Como a Dani de hoje se relaciona com autoestima e como ela encontrou um caminho saudável para lidar com ela? Nos mostre um pouco dessa trajetória e em que ponto ela está hoje.
Sempre tive baixa autoestima, mas acho que hoje sei os gatilhos que me deixam down, sei que não é só o físico, que são coisas internas mal resolvidas que precisam se organizar para que eu me valorize. A partir do momento que faço essa reflexão, as coisas começam a mudar. Quando paro para pensar em todos os meus privilégios, vejo que minha autoestima deveria estar lá em cima e que eu deveria estar lutando para ajudar outras pessoas a elevarem seu amor próprio.
Para nós, mulheres, o caminho de aceitação do próprio corpo é muito mais árduo e até mesmo cruel. O movimento feminista tem conseguido questionar algumas certezas, destruir alguns padrões; porém, ainda estamos em processo. Como você sente esse avanço? A luta coletiva pode ajudar na autoaceitação ou não está relacionada ao individual?

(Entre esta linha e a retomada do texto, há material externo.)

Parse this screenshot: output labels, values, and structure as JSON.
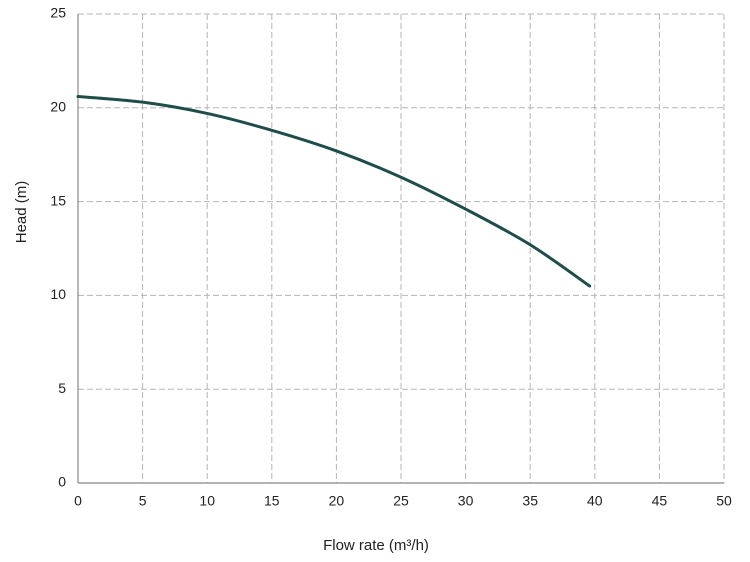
{
  "chart_data": {
    "type": "line",
    "x_label": "Flow rate (m³/h)",
    "y_label": "Head (m)",
    "x": [
      0,
      5,
      10,
      15,
      20,
      25,
      30,
      35,
      39.6
    ],
    "values": [
      20.6,
      20.3,
      19.7,
      18.8,
      17.7,
      16.3,
      14.6,
      12.7,
      10.5
    ],
    "color": "#1f4e4a",
    "xlim": [
      0,
      50
    ],
    "xticks": [
      0,
      5,
      10,
      15,
      20,
      25,
      30,
      35,
      40,
      45,
      50
    ],
    "ylim": [
      0,
      25
    ],
    "yticks": [
      0,
      5,
      10,
      15,
      20,
      25
    ],
    "grid": true
  }
}
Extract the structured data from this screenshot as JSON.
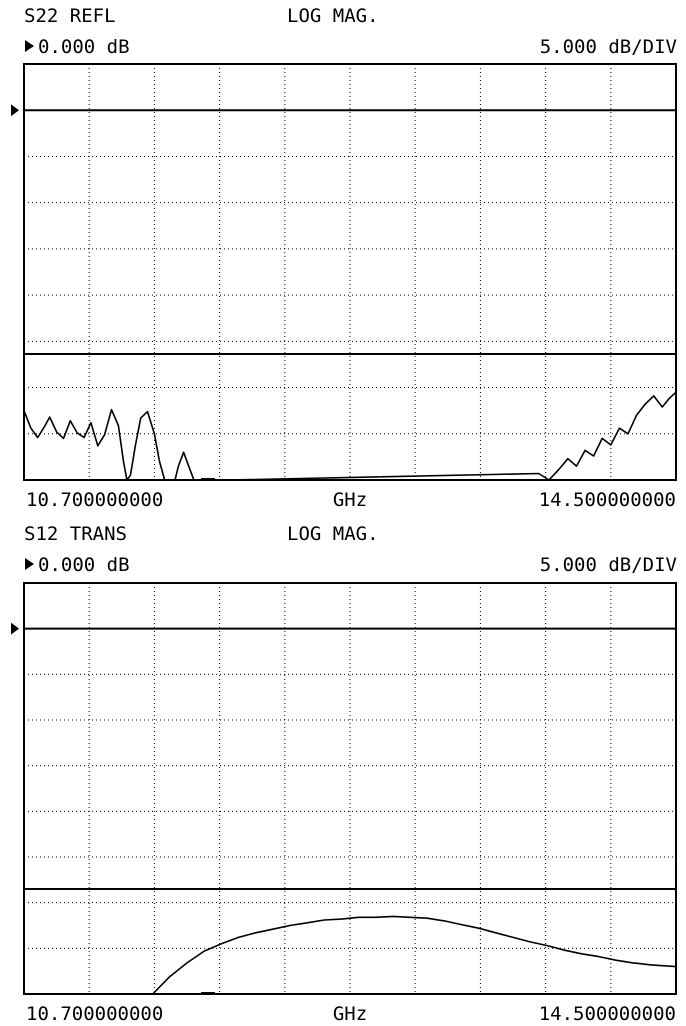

Acredito que o movimento feminista tem ajudado muito nessa luta, mostrando que é preciso quebrar padrões enraizados e que nos sufocam há muito tempo. Juntas, com certeza somos mais fortes. Mas cabe a cada uma compreender, no seu tempo, o que é estar bem consigo mesma. Às vezes, isso não tem nada a ver com a aparência. É algo bem mais profundo e que precisa de uma auto análise para saber onde o calo aperta.
Que conselhos você daria para as novas gerações de meninas e mulheres que se sentem ainda incabíveis?
Meu conselho é: não tente se encaixar em padrões. Você é única e essa é sua maior vantagem, seu maior encanto.
Hoje, ao se olhar no espelho, que Dani você vê? Como é esse reflexo?
Vejo uma Dani mais madura, longe de não ter crises, mas consciente de que elas podem ser superadas e o que o tempo é capaz de cicatrizar muitas dores e ajudar a consertar as peças que a mente nos prega.
O que já coube antes, -naquelas Danis-, e hoje não cabe mais, na Dani que você vê refletida aqui e agora?
Hoje cabe em mim mais perdão, mais flexibilidade, mais vontade de mudar, mais amor próprio, menos rigidez. Não cabem mais regras imutáveis, autoflagelações ou pena.